Он никак не мог признать то, что заражен. Точно ведь, по всем старым, верным книгам. Ам-амнезия! У него – амнезия, частичная потеря памяти. Микробы жрали мозг. Со звуком «Ам!». Ну что же, есть болезни и похитрее. Это глобальное открытие почему-то не огорчило его. Он с удивлением ощутил, что даже обрадовался этой легкой болезни. Может быть, в нашем веке как раз и нужна-то эта самая амнезия. Анестезия души. Две сестрицы-близняшки: амнезия, анестезия.

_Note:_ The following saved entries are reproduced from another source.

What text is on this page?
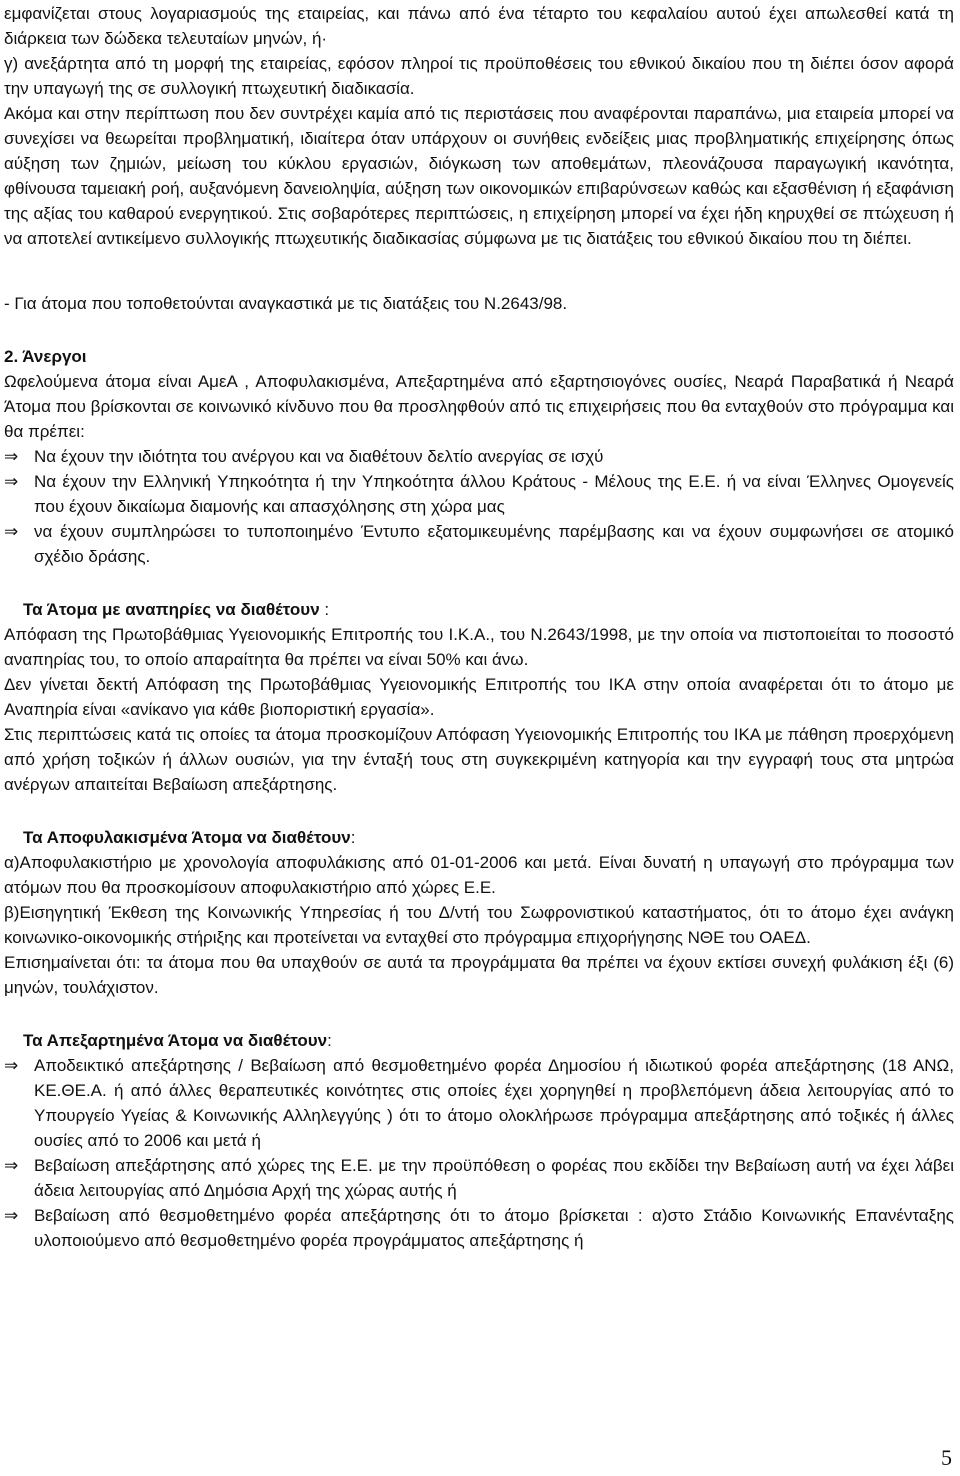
εμφανίζεται στους λογαριασμούς της εταιρείας, και πάνω από ένα τέταρτο του κεφαλαίου αυτού έχει απωλεσθεί κατά τη διάρκεια των δώδεκα τελευταίων μηνών, ή·

γ) ανεξάρτητα από τη μορφή της εταιρείας, εφόσον πληροί τις προϋποθέσεις του εθνικού δικαίου που τη διέπει όσον αφορά την υπαγωγή της σε συλλογική πτωχευτική διαδικασία.

Ακόμα και στην περίπτωση που δεν συντρέχει καμία από τις περιστάσεις που αναφέρονται παραπάνω, μια εταιρεία μπορεί να συνεχίσει να θεωρείται προβληματική, ιδιαίτερα όταν υπάρχουν οι συνήθεις ενδείξεις μιας προβληματικής επιχείρησης όπως αύξηση των ζημιών, μείωση του κύκλου εργασιών, διόγκωση των αποθεμάτων, πλεονάζουσα παραγωγική ικανότητα, φθίνουσα ταμειακή ροή, αυξανόμενη δανειοληψία, αύξηση των οικονομικών επιβαρύνσεων καθώς και εξασθένιση ή εξαφάνιση της αξίας του καθαρού ενεργητικού. Στις σοβαρότερες περιπτώσεις, η επιχείρηση μπορεί να έχει ήδη κηρυχθεί σε πτώχευση ή να αποτελεί αντικείμενο συλλογικής πτωχευτικής διαδικασίας σύμφωνα με τις διατάξεις του εθνικού δικαίου που τη διέπει.

- Για άτομα που τοποθετούνται αναγκαστικά με τις διατάξεις του Ν.2643/98.

2. Άνεργοι

Ωφελούμενα άτομα είναι ΑμεΑ , Αποφυλακισμένα, Απεξαρτημένα από εξαρτησιογόνες ουσίες, Νεαρά Παραβατικά ή Νεαρά Άτομα που βρίσκονται σε κοινωνικό κίνδυνο που θα προσληφθούν από τις επιχειρήσεις που θα ενταχθούν στο πρόγραμμα και θα πρέπει:

⇒ Να έχουν την ιδιότητα του ανέργου και να διαθέτουν δελτίο ανεργίας σε ισχύ
⇒ Να έχουν την Ελληνική Υπηκοότητα ή την Υπηκοότητα άλλου Κράτους - Μέλους της Ε.Ε. ή να είναι Έλληνες Ομογενείς που έχουν δικαίωμα διαμονής και απασχόλησης στη χώρα μας
⇒ να έχουν συμπληρώσει το τυποποιημένο Έντυπο εξατομικευμένης παρέμβασης και να έχουν συμφωνήσει σε ατομικό σχέδιο δράσης.

Τα Άτομα με αναπηρίες να διαθέτουν :

Απόφαση της Πρωτοβάθμιας Υγειονομικής Επιτροπής του Ι.Κ.Α., του Ν.2643/1998, με την οποία να πιστοποιείται το ποσοστό αναπηρίας του, το οποίο απαραίτητα θα πρέπει να είναι 50% και άνω.

Δεν γίνεται δεκτή Απόφαση της Πρωτοβάθμιας Υγειονομικής Επιτροπής του ΙΚΑ στην οποία αναφέρεται ότι το άτομο με Αναπηρία είναι «ανίκανο για κάθε βιοποριστική εργασία».

Στις περιπτώσεις κατά τις οποίες τα άτομα προσκομίζουν Απόφαση Υγειονομικής Επιτροπής του ΙΚΑ με πάθηση προερχόμενη από χρήση τοξικών ή άλλων ουσιών, για την ένταξή τους στη συγκεκριμένη κατηγορία και την εγγραφή τους στα μητρώα ανέργων απαιτείται Βεβαίωση απεξάρτησης.

Τα Αποφυλακισμένα Άτομα να διαθέτουν:

α)Αποφυλακιστήριο με χρονολογία αποφυλάκισης από 01-01-2006 και μετά. Είναι δυνατή η υπαγωγή στο πρόγραμμα των ατόμων που θα προσκομίσουν αποφυλακιστήριο από χώρες Ε.Ε.

β)Εισηγητική Έκθεση της Κοινωνικής Υπηρεσίας ή του Δ/ντή του Σωφρονιστικού καταστήματος, ότι το άτομο έχει ανάγκη κοινωνικο-οικονομικής στήριξης και προτείνεται να ενταχθεί στο πρόγραμμα επιχορήγησης ΝΘΕ του ΟΑΕΔ.

Επισημαίνεται ότι: τα άτομα που θα υπαχθούν σε αυτά τα προγράμματα θα πρέπει να έχουν εκτίσει συνεχή φυλάκιση έξι (6) μηνών, τουλάχιστον.

Τα Απεξαρτημένα Άτομα να διαθέτουν:

⇒ Αποδεικτικό απεξάρτησης / Βεβαίωση από θεσμοθετημένο φορέα Δημοσίου ή ιδιωτικού φορέα απεξάρτησης (18 ΑΝΩ, ΚΕ.ΘΕ.Α. ή από άλλες θεραπευτικές κοινότητες στις οποίες έχει χορηγηθεί η προβλεπόμενη άδεια λειτουργίας από το Υπουργείο Υγείας & Κοινωνικής Αλληλεγγύης ) ότι το άτομο ολοκλήρωσε πρόγραμμα απεξάρτησης από τοξικές ή άλλες ουσίες από το 2006 και μετά ή
⇒ Βεβαίωση απεξάρτησης από χώρες της Ε.Ε. με την προϋπόθεση ο φορέας που εκδίδει την Βεβαίωση αυτή να έχει λάβει άδεια λειτουργίας από Δημόσια Αρχή της χώρας αυτής ή
⇒ Βεβαίωση από θεσμοθετημένο φορέα απεξάρτησης ότι το άτομο βρίσκεται : α)στο Στάδιο Κοινωνικής Επανένταξης υλοποιούμενο από θεσμοθετημένο φορέα προγράμματος απεξάρτησης ή
5
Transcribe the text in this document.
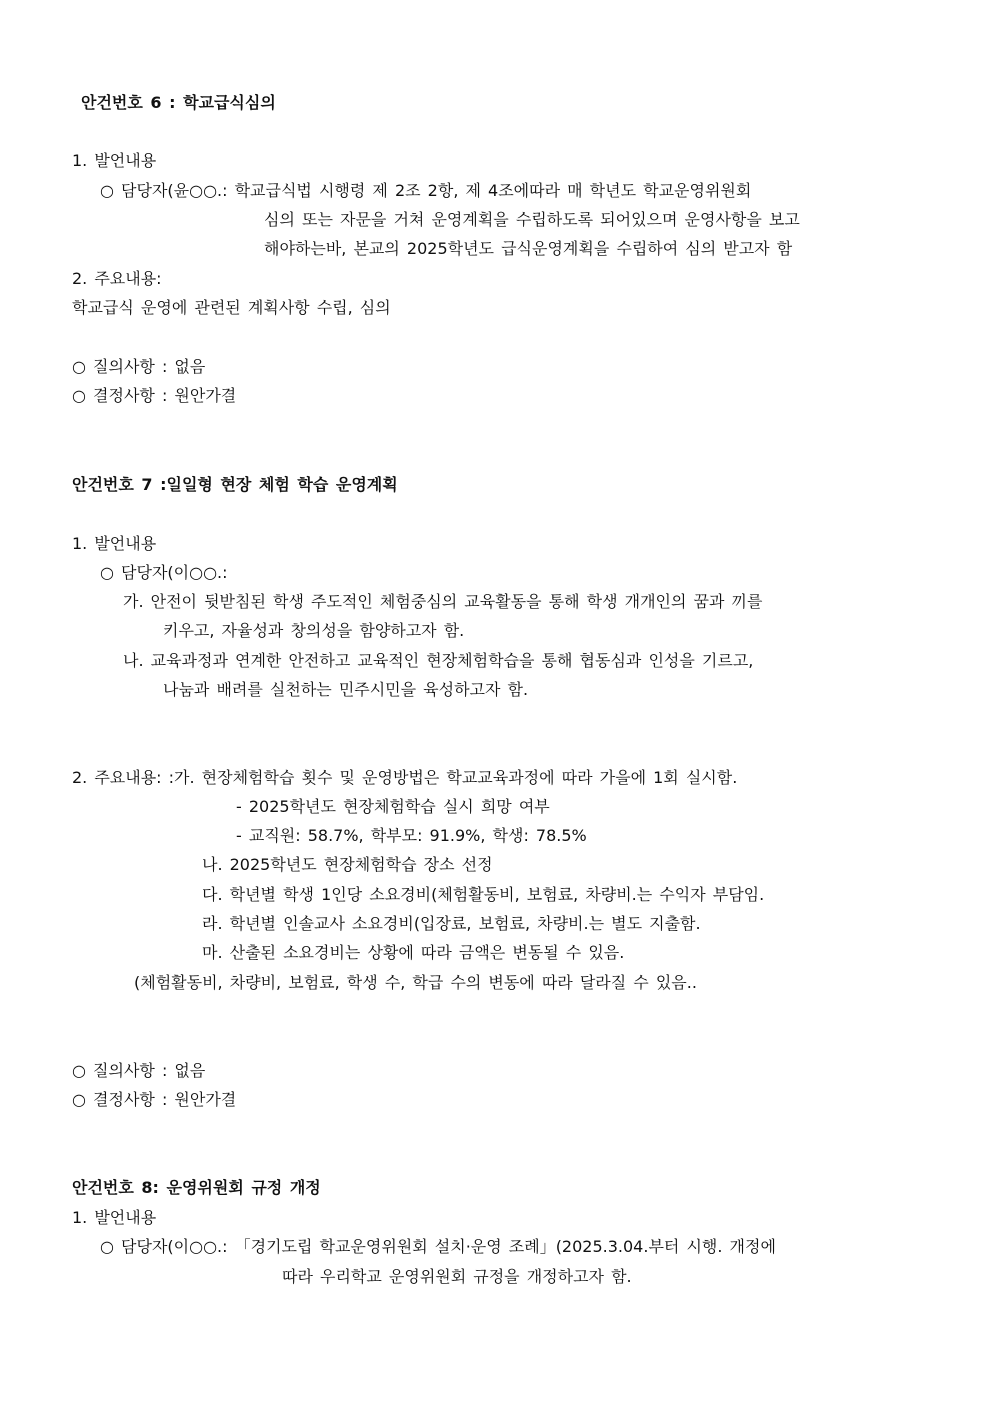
안건번호 6 : 학교급식심의
1. 발언내용
○ 담당자(윤○○.: 학교급식법 시행령 제 2조 2항, 제 4조에따라 매 학년도 학교운영위원회
심의 또는 자문을 거쳐 운영계획을 수립하도록 되어있으며 운영사항을 보고
해야하는바, 본교의 2025학년도 급식운영계획을 수립하여 심의 받고자 함
2. 주요내용:
학교급식 운영에 관련된 계획사항 수립, 심의
○ 질의사항 : 없음
○ 결정사항 : 원안가결
안건번호 7 :일일형 현장 체험 학습 운영계획
1. 발언내용
○ 담당자(이○○.:
가. 안전이 뒷받침된 학생 주도적인 체험중심의 교육활동을 통해 학생 개개인의 꿈과 끼를
키우고, 자율성과 창의성을 함양하고자 함.
나. 교육과정과 연계한 안전하고 교육적인 현장체험학습을 통해 협동심과 인성을 기르고,
나눔과 배려를 실천하는 민주시민을 육성하고자 함.
2. 주요내용: :가. 현장체험학습 횟수 및 운영방법은 학교교육과정에 따라 가을에 1회 실시함.
- 2025학년도 현장체험학습 실시 희망 여부
- 교직원: 58.7%, 학부모: 91.9%, 학생: 78.5%
나. 2025학년도 현장체험학습 장소 선정
다. 학년별 학생 1인당 소요경비(체험활동비, 보험료, 차량비.는 수익자 부담임.
라. 학년별 인솔교사 소요경비(입장료, 보험료, 차량비.는 별도 지출함.
마. 산출된 소요경비는 상황에 따라 금액은 변동될 수 있음.
(체험활동비, 차량비, 보험료, 학생 수, 학급 수의 변동에 따라 달라질 수 있음..
○ 질의사항 : 없음
○ 결정사항 : 원안가결
안건번호 8: 운영위원회 규정 개정
1. 발언내용
○ 담당자(이○○.: 「경기도립 학교운영위원회 설치·운영 조례」(2025.3.04.부터 시행. 개정에
따라 우리학교 운영위원회 규정을 개정하고자 함.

Он достал из шкафа простыню, одеяло и подушку и лег на диван, впервые за этот вечер тихо улыбаясь. Пусть их жрут. После ожесточенной злобы, которая напала на него в заключение шахматного турнира, всегда приходит умиротворение. Давно в душе не было такого тепла. Он подумал об Оленьке Синицыной, о ее странном, бритом затылке. Это вызов или действительно дань моде? Эххх, старина Фрейд! Неужели же ты во всем прав?.. Фрейд, Адлер, Сеченов[18], Оля, Петр Арефьевич, Наташа, Ван Гог, Шанкр, Елкин, Оля, Соглядатай, Элеонора, чипсы-чуньо, Суйда, Оля, Петр Палыч с билетами, как в автобусе. Сон.